Details
Status | Subtype | Assigned | Task | ||
---|---|---|---|---|---|
Open | andrea.denisse | T324725 Observability Bookworm/Bullseye upgrades | |||
Resolved | herron | T333614 Upgrade mwlog hosts to Bullseye |
Event Timeline
Change 920698 had a related patch set uploaded (by Herron; author: Herron):
[operations/puppet@production] mwlog: keep/reuse /srv filesystem across reimages
Change 920698 merged by Herron:
[operations/puppet@production] mwlog: keep/reuse /srv filesystem across reimages
Cookbook cookbooks.sre.hosts.reimage was started by herron@cumin1001 for host mwlog2002.codfw.wmnet with OS bullseye
Cookbook cookbooks.sre.hosts.reimage started by herron@cumin1001 for host mwlog2002.codfw.wmnet with OS bullseye executed with errors:
- mwlog2002 (FAIL)
- Downtimed on Icinga/Alertmanager
- Disabled Puppet
- Removed from Puppet and PuppetDB if present
- Deleted any existing Puppet certificate
- Removed from Debmonitor if present
- Forced PXE for next reboot
- Host rebooted via IPMI
- Host up (Debian installer)
- Checked BIOS boot parameters are back to normal
- The reimage failed, see the cookbook logs for the details
Mwlog2002 is throwing an error and dropping into grub rescue after reimage with the reuse partitions recipe, going to try and troubleshoot the recipe
error: symbol `grub_file_filters' not found.

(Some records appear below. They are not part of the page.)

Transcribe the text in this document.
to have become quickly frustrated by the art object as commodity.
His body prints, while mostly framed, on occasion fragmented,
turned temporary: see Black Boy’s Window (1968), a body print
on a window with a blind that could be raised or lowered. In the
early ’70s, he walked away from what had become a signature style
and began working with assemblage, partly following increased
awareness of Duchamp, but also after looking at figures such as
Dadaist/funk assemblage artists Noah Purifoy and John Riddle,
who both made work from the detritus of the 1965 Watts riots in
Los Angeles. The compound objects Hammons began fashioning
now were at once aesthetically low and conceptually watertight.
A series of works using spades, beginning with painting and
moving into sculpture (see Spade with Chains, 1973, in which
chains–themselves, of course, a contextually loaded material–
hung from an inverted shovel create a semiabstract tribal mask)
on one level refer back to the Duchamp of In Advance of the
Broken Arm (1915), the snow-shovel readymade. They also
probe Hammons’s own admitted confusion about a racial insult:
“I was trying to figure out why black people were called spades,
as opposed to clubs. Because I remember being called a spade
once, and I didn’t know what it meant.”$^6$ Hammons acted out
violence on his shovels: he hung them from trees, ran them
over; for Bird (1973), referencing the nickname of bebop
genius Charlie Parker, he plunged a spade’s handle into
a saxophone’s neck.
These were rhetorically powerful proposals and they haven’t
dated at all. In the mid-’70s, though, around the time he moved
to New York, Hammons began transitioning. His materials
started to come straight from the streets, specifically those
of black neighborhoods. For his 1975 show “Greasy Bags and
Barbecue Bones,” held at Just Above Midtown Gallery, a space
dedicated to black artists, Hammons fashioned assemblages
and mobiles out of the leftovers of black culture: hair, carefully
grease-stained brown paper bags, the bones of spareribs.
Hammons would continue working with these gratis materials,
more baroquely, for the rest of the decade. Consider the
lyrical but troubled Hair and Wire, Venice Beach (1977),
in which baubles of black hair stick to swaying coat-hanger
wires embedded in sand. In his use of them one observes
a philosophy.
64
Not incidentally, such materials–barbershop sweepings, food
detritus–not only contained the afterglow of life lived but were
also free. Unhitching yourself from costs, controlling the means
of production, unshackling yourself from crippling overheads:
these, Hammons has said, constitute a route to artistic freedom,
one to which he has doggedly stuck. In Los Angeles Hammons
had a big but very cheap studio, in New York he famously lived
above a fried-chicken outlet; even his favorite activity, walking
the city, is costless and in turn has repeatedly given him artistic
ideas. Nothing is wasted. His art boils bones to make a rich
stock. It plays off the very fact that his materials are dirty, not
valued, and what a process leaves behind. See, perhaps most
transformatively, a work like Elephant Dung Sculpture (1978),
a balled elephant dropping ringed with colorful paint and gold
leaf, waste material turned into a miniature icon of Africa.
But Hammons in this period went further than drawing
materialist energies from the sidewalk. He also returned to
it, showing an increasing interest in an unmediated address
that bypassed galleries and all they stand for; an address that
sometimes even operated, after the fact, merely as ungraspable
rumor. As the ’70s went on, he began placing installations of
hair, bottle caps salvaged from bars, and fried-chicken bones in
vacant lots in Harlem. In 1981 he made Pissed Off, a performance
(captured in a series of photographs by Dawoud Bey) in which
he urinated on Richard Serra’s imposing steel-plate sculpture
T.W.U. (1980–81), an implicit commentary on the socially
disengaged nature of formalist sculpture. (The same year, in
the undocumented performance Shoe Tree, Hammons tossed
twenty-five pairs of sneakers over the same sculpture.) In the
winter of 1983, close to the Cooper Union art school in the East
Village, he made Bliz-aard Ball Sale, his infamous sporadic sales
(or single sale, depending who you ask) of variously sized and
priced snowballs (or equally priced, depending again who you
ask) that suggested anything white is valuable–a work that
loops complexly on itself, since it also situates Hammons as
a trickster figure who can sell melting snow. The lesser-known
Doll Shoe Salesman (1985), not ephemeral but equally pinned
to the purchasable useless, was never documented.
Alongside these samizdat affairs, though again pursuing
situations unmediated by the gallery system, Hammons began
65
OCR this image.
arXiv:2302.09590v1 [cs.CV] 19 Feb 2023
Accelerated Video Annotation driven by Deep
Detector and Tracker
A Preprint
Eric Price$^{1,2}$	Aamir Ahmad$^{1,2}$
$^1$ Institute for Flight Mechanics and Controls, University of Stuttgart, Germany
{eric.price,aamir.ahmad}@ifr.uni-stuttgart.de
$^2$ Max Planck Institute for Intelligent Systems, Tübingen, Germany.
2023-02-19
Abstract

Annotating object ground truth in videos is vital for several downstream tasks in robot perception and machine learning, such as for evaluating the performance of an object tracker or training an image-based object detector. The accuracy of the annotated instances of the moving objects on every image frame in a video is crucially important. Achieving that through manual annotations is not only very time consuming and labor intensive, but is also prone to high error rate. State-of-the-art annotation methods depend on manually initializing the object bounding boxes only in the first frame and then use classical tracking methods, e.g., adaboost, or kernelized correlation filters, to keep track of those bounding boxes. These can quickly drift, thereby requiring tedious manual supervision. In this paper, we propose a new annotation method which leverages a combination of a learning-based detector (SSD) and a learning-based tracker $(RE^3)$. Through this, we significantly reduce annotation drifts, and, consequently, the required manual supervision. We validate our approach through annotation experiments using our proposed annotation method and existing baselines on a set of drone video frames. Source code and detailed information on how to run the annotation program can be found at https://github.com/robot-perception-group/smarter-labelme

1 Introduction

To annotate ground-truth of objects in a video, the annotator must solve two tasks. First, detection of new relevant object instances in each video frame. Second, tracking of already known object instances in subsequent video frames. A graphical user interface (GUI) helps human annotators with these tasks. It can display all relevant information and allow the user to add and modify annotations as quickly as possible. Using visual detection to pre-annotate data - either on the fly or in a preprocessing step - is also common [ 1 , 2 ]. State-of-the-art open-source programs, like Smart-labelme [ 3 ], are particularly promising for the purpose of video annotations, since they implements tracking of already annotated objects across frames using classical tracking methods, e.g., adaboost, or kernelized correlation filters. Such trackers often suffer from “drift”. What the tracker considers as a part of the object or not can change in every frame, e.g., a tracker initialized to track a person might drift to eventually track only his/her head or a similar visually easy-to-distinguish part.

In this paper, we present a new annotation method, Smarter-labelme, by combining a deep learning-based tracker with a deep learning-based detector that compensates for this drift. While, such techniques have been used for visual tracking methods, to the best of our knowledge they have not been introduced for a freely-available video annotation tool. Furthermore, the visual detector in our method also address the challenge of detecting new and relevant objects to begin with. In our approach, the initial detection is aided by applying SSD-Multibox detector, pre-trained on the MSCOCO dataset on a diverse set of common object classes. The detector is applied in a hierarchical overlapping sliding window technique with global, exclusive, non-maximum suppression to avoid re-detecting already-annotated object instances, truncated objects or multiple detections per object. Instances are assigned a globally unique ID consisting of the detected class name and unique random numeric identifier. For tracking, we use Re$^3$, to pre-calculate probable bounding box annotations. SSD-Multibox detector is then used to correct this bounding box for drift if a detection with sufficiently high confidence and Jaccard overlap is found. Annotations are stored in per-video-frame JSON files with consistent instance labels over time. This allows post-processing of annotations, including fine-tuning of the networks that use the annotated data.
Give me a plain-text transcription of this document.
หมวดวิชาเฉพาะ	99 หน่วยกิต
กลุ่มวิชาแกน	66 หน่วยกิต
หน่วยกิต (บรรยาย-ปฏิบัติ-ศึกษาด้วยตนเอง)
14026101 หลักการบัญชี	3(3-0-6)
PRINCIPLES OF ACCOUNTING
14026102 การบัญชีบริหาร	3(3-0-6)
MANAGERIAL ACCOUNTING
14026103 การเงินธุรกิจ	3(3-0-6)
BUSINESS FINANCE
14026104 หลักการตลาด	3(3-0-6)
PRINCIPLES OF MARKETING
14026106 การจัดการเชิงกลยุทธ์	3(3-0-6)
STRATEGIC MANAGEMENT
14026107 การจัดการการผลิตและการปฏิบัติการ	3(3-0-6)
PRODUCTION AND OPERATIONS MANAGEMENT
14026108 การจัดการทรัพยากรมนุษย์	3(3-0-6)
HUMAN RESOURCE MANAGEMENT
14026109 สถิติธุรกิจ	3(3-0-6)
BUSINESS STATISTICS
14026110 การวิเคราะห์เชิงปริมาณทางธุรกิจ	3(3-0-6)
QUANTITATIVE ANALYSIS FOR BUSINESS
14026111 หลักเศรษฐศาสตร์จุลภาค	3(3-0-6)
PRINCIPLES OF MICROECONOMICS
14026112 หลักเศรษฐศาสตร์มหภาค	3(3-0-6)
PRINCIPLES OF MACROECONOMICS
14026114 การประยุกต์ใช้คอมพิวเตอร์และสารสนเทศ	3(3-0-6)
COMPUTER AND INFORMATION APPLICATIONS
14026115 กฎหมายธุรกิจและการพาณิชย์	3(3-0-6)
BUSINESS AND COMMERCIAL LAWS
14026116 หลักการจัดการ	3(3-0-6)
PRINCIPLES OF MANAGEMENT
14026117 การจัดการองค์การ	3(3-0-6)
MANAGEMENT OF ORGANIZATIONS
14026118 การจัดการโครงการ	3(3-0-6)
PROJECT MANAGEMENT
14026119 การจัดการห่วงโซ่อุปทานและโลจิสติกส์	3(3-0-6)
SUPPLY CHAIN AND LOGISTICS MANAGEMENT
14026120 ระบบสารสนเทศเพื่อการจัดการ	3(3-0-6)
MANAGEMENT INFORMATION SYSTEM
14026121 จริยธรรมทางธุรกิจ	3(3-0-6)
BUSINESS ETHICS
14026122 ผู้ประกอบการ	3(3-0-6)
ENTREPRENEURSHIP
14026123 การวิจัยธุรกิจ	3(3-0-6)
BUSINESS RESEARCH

I live edited reuse-lvm-root-4dev.cfg adding this to the bottom of the file, after another reimage the host boots into the os and is accessible from install_console
d-i grub-installer/bootdev string /dev/sda /dev/sdb
Will follow up with a patch to persist this
Change 924535 had a related patch set uploaded (by Herron; author: Herron):
[operations/puppet@production] reuse-lvm-root-4dev: add grub-installer/bootdev config
Change 924535 merged by Herron:
[operations/puppet@production] reuse-lvm-root-4dev: add grub-installer/bootdev config
END (PASS) - Cookbook sre.hosts.reimage (exit_code=0) for host mwlog2002.codfw.wmnet with OS bullseye
Reimage completed:
- mwlog2002 (PASS)
- Removed from Puppet and PuppetDB if present
- Deleted any existing Puppet certificate
- Removed from Debmonitor if present
- Forced PXE for next reboot
- Host rebooted via IPMI
- Host up (Debian installer)
- Checked BIOS boot parameters are back to normal
- Host up (new fresh bullseye OS)
- Generated Puppet certificate
- Signed new Puppet certificate
- Run Puppet in NOOP mode to populate exported resources in PuppetDB
- Found Nagios_host resource for this host in PuppetDB
- Downtimed the new host on Icinga/Alertmanager
- First Puppet run completed and logged in /var/log/spicerack/sre/hosts/reimage/202305301449_herron_885577_mwlog2002.out
- configmaster.wikimedia.org updated with the host new SSH public key for wmf-update-known-hosts-production
- Rebooted
- Automatic Puppet run was successful
- Forced a re-check of all Icinga services for the host
- Icinga status is optimal
- Icinga downtime removed
- Updated Netbox data from PuppetDB
Change 924555 had a related patch set uploaded (by Herron; author: Herron):
[operations/puppet@production] mwlog: add remove_python2_on_bullseye exemption
Change 924555 merged by Herron:
[operations/puppet@production] mwlog: add remove_python2_on_bullseye exemption
Change 924557 had a related patch set uploaded (by Herron; author: Herron):
[operations/puppet@production] udp2log: dont use python symlink
Change 924557 merged by Herron:
[operations/puppet@production] udp2log: dont use python symlink
mwlog2002 is up and running now on bullseye. I made a cursory attempt to use python3, but after fixing errors thrown and getting the daemons up and running under python3, it still wasn't writing logs to the filesystem.
I opted to go with python2 and get the host back online sooner rather than later. We'll need to revisit adapting this for python3, or transition to something else.
Change 925813 had a related patch set uploaded (by Herron; author: Herron):
[operations/puppet@production] mwlog1002: add python exemption
Change 925813 merged by Herron:
[operations/puppet@production] mwlog1002: add python exemption
Is there a task about the udp2log porting work to Python 3, or will that be unnecessary due to T205856?
Yes I think that's the best way to track it, I'm hesitant to create a task specifically about updating udp2log since ideally we'll be transitioning away from it.